OPO also recommended violations of this policy should be reported by employees by the end of the shift in which the violation occurred and that supervisors should initiate investigations into this report within three days of being notified. Muscadin wrote in the letter that this recommendation was also not used by APD.
Policies at other departments
Muscadin said that many of the changes her office recommended to APD are similar to policies already in place at police departments in cities including Dallas, Houston, San Antonio, Portland, and Seattle.
The Houston Police Department, for example, requires that “employees shall be courteous, civil, and respectful to all department employees and citizens and shall not use threatening or insulting language.”
The San Antonio Police Department, for example, requires that “members shall at all times be courteous, kind, patient, and respectful in dealing with the public, and shall strive to merit the esteem of all law-abiding citizens by an impartial discharge of their official duties.”
The concerns from the Office of Police Oversight
Muscadin wrote in her letter about how OPO continues to receive allegations of officer rudeness, lack of professionalism, bias, and use of derogatory or profane language.
“A look through the complaints and discipline documents on OPO’s website reveals that these are pervasive issues within all levels of APD, and that community members have not been the only ones at the receiving end of this kind of misconduct,” she wrote.
In her interview with KXAN on Thursday, Muscadin made clear that her office believes it is important to clarify the rules for officer conduct, not only to improve officer interactions with the public but also officer interactions with their coworkers.

In the letter Friday, Muscadin cites the Department’s preexisting Impartial Attitude/ Courtesy and Personal Conduct policies, describing them as having “relative ineffectiveness in practice both as a deterrent and a remedy.” She writes that her office has provided APD with recommendations on how to improve those policies, including an 18-page policy briefing on national best practices, but that APD “consistently watered down the language and associated discipline to the point that both the meaning and the intent are lost.”

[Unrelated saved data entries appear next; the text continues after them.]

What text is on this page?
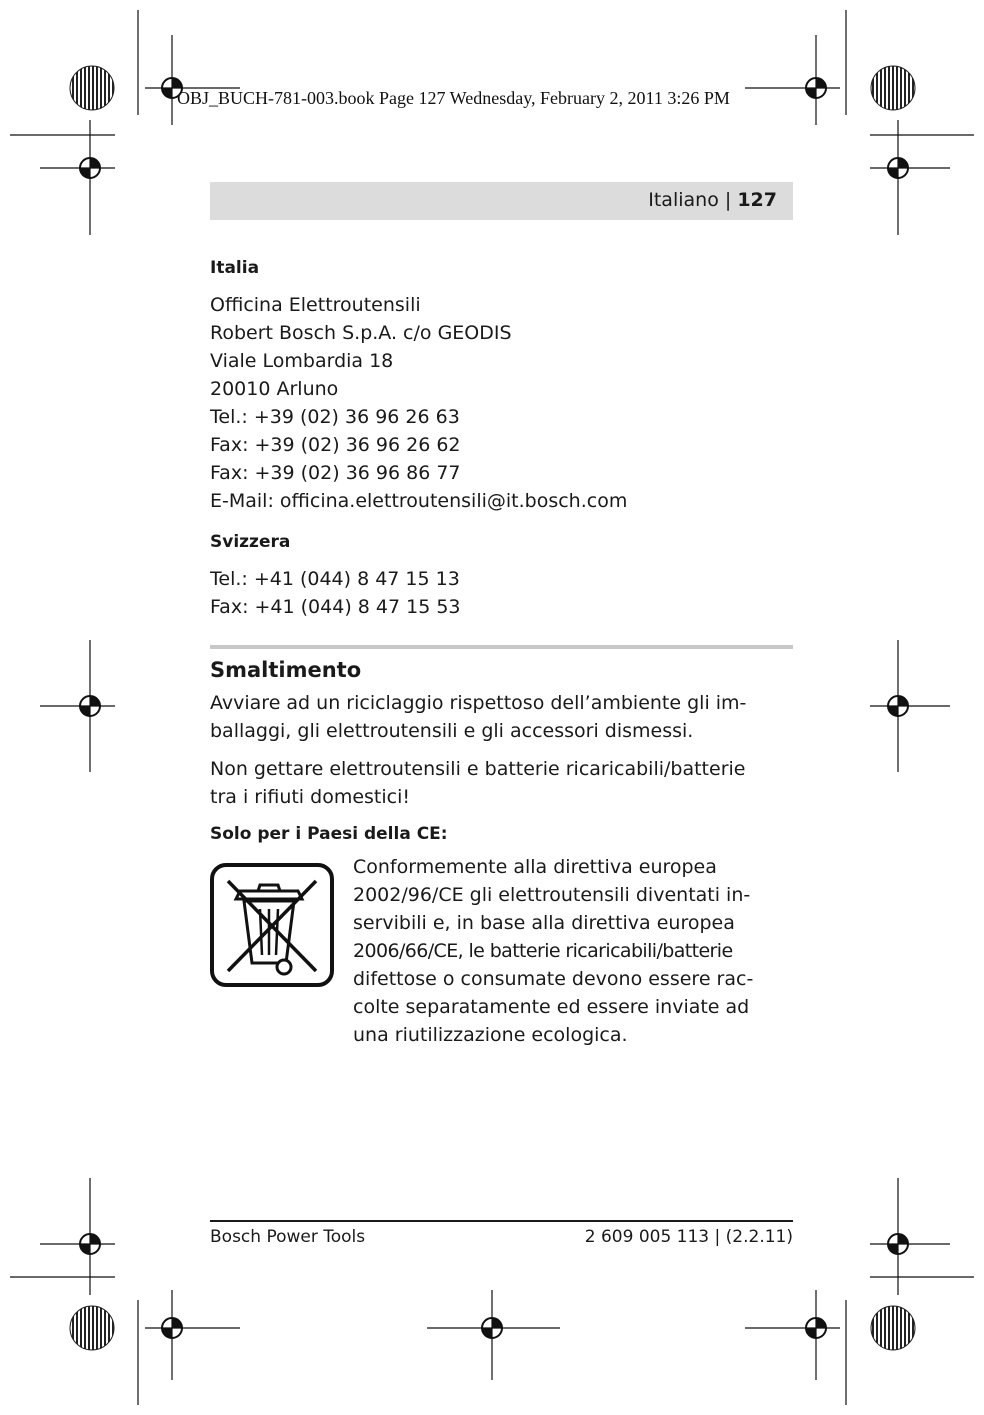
OBJ_BUCH-781-003.book Page 127 Wednesday, February 2, 2011 3:26 PM
Italiano | 127
Italia
Officina Elettroutensili
Robert Bosch S.p.A. c/o GEODIS
Viale Lombardia 18
20010 Arluno
Tel.: +39 (02) 36 96 26 63
Fax: +39 (02) 36 96 26 62
Fax: +39 (02) 36 96 86 77
E-Mail: officina.elettroutensili@it.bosch.com
Svizzera
Tel.: +41 (044) 8 47 15 13
Fax: +41 (044) 8 47 15 53
Smaltimento
Avviare ad un riciclaggio rispettoso dell’ambiente gli im-
ballaggi, gli elettroutensili e gli accessori dismessi.
Non gettare elettroutensili e batterie ricaricabili/batterie
tra i rifiuti domestici!
Solo per i Paesi della CE:
Conformemente alla direttiva europea
2002/96/CE gli elettroutensili diventati in-
servibili e, in base alla direttiva europea
2006/66/CE, le batterie ricaricabili/batterie
difettose o consumate devono essere rac-
colte separatamente ed essere inviate ad
una riutilizzazione ecologica.
Bosch Power Tools	2 609 005 113 | (2.2.11)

After Michael Ramos was fatally shot during an incident by Austin Police earlier this year and George Floyd’s death at the hands of Minneapolis Police shortly thereafter, Austinites took to the streets and attended virtual city meetings by the hundreds, calling for police reform and racial justice. In response, the city council and city leadership at the highest levels committed to “Reimagining Public Safety” to rethink how Austin uses policing and how the city responds to both public safety and equity concerns.

In her letter, Muscadin suggests that APD should be more proactive and open to change as the city works on this “colossal transformation.”
“Austin is demanding changes within APD, and that starts with ensuring that all officers
demonstrate professionalism and impartiality when dealing with the public and each other,” Muscadin wrote. “This is low-hanging fruit, and the Department’s failure to appropriately respond to even this baseline issue does not inspire confidence in the likelihood that the Department will make the more comprehensive changes that are necessary and forthcoming.”
This would not be the first time Muscadin hasn’t been able to collaborate with Austin Police in the ways she has hoped to. Back in June, the City of Austin delayed releasing the video of the deadly officer-involved shooting of Mike Ramos because APD had not consulted Muscadin and asked for feedback on the video, as is required by the department’s new critical incident release policy. Muscadin helped advocate for this new video release policy and said in March she expected that OPO would be a participant in the process of creating the videos released under the new policy.